What also made this talking circle significantly different for me was that I was the only non-native participant. The circle was meant for honest sharing, so I had to admit in my self-introduction that I had no Nation through which to present myself. I cannot lie: it made me feel a little self-conscious and unintentionally invasive. However, I was blessed to have sat among a loving and respectful group of people.
Reflecting a day later about my discomfort (one of the circle’s co-leaders told us negative emotions are just as much sacred helpers as the medicines and objects placed before us in the middle of the circle), I felt I was being called to contemplate the issue of source and transmission. Acknowledging we all come from somewhere and have a deep need to commune with and assist in the transmission of that source is, I believe, a fundamental life characteristic. A Nation is not just an ethnic designation, but a microcosmic container of larger sources that are channelled and fashioned into tools and traditions. As far as I can tell, First Nations people like those who gathered that evening are reclaiming those tools and traditions as essential ways for them to transmit what brings them life, joy, and meaning.
I mentioned a while ago in this blog that I was not raised Anglican–nor, for that matter, was I raised to profess Christianity. Digging into my past to find out what fundamental tools or traditions I was given early on to develop and transmit, ‘asking questions’ and ‘uncovering authenticity’ are two that come to mind. My father was a professor of Political Science, and I often listened attentively to what he discussed, and, perhaps more importantly, how he discussed it (needless to say I developped the spirit of debate from an early age). My father also had a passion for literature and poetry, from which I picked up a keen sense of finding the most distilled, piercing qualities amidst rhythm, sparseness, and abandon.

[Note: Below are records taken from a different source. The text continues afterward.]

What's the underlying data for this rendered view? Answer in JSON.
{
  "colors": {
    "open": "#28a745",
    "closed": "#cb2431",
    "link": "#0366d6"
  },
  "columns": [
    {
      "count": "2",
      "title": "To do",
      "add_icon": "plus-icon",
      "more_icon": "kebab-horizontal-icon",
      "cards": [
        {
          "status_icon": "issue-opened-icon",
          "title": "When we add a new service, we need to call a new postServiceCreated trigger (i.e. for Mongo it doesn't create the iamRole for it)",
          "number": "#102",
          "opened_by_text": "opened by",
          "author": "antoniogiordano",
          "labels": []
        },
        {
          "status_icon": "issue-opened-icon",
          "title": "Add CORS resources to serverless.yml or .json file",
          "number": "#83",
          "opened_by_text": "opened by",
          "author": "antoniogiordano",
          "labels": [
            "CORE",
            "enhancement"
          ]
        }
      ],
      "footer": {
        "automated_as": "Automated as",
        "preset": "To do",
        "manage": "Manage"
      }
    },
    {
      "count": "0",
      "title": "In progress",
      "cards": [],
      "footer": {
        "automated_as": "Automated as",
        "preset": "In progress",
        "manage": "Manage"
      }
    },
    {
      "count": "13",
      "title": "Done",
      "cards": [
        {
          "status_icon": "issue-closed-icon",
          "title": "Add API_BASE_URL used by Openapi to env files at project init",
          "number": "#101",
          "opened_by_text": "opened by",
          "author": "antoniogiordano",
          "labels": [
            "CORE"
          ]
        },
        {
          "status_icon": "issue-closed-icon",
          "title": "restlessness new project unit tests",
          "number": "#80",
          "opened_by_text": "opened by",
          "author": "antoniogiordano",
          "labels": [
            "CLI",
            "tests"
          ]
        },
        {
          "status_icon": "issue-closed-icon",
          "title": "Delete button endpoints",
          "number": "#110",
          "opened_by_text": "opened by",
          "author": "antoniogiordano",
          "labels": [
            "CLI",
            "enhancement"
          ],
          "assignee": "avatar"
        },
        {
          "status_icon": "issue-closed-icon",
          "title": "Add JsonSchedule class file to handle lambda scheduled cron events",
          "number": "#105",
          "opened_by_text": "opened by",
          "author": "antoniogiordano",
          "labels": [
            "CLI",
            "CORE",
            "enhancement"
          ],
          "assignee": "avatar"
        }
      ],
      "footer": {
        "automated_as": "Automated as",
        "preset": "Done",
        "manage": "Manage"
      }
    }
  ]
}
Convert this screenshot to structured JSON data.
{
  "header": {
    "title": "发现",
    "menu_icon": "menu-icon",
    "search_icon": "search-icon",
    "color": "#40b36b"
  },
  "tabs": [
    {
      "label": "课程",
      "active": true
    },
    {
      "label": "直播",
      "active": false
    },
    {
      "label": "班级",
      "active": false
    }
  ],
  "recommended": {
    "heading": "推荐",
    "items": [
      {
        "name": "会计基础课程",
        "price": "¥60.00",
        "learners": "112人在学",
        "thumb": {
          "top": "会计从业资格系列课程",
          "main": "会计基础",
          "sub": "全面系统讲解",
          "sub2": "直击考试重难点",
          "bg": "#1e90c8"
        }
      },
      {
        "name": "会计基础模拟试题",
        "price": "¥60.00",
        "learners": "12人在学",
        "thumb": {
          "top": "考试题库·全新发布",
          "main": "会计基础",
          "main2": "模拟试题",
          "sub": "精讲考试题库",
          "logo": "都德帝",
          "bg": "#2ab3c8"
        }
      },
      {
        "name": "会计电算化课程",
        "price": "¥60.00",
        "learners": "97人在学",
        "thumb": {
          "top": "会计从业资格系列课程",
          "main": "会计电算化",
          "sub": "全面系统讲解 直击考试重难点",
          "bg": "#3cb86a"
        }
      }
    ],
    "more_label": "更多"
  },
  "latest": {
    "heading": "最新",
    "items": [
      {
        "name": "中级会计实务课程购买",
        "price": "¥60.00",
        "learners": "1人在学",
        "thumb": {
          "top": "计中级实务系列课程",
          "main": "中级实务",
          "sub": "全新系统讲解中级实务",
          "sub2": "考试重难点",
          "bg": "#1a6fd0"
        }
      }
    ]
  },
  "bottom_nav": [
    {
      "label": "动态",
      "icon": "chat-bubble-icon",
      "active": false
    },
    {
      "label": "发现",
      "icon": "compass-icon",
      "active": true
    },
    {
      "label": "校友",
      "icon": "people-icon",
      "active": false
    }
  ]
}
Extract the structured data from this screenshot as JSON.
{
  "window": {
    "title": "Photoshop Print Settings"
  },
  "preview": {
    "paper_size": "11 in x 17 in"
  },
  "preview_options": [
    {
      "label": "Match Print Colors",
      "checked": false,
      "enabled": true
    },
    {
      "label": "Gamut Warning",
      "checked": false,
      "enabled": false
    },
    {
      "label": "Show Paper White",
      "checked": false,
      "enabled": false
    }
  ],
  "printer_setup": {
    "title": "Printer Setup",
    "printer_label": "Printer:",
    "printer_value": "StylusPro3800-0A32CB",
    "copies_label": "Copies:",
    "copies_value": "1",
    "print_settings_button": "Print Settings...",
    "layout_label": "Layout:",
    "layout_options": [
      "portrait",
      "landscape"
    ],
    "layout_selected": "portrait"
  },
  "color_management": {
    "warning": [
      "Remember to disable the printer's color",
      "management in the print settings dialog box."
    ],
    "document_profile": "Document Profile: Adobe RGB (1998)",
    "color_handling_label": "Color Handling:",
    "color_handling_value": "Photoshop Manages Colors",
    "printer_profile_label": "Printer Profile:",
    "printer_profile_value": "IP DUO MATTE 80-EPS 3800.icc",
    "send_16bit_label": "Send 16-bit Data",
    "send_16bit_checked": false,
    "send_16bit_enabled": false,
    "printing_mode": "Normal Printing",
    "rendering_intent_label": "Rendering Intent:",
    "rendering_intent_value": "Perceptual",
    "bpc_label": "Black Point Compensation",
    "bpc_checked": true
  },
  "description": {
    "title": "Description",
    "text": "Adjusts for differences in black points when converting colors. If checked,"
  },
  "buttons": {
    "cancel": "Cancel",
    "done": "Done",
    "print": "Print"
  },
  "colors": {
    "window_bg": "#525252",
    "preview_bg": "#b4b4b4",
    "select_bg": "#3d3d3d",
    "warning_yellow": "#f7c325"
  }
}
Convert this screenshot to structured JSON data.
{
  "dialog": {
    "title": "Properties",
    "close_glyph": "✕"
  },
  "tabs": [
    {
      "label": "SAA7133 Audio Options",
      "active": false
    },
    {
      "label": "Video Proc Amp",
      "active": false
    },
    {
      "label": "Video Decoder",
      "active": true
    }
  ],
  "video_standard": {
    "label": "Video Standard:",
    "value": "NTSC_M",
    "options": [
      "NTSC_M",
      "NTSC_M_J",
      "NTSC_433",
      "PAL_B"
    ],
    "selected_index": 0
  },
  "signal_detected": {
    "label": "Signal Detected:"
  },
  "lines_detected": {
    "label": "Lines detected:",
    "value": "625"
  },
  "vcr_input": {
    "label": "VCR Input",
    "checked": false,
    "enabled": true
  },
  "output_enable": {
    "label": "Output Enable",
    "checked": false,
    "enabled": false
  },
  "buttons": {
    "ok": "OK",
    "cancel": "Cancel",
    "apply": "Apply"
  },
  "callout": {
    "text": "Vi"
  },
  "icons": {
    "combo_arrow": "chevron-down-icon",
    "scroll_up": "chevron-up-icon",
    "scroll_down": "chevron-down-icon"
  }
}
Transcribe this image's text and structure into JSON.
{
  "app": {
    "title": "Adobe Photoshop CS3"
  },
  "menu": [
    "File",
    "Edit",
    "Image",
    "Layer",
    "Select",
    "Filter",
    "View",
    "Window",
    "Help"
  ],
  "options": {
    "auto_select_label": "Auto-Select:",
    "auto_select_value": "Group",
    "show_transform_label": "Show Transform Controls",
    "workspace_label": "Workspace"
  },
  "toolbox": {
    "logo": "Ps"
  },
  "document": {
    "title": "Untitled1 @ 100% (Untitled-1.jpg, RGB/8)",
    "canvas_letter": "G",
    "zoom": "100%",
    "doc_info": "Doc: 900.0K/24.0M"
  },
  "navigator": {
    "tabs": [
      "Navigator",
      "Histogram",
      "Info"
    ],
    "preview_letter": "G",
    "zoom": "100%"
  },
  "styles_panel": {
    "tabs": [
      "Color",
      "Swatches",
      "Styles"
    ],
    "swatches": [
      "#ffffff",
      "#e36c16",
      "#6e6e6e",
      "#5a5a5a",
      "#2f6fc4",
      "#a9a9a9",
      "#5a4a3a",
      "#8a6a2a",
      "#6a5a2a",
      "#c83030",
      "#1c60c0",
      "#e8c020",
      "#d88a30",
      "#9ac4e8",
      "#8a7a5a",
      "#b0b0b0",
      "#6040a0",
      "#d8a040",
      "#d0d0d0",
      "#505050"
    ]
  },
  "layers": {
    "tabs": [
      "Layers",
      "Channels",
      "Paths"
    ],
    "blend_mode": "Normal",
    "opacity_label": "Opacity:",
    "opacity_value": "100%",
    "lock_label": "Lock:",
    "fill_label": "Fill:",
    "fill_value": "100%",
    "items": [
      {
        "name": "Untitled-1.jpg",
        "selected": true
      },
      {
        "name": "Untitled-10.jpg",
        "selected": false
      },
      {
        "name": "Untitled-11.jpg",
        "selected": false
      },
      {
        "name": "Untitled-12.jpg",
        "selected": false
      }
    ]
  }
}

These are among the earliest culturally transmitted tools and traditions that I acquired to help me face the world. In the meanwhile, I have acquired many others; and I expect to acquire more still, as I grow older and journey through life. When Jesus was asked to account for the amazing learning he demonstrated, he said: “Anyone who resolves to do the will of God will know whether the teaching is from God or whether I am speaking on my own. Those who speak on their own seek their own glory; but the one who seeks the glory of the one who sent him is true.” [John 7: 16-18] If we each inquire into our unique existence in the world, we will inevitably discover threads connecting us with something larger than ourselves, encompassing what is at once ‘behind’ us in the past and ‘before’ us as what is yet to come, not to mention what underlies and motivates all of it. Connecting with these larger stories and sources, we can surely overcome the feelings of isolation we might feel as just ourselves; and finding ways to transmit them is a gift we can offer in thanksgiving.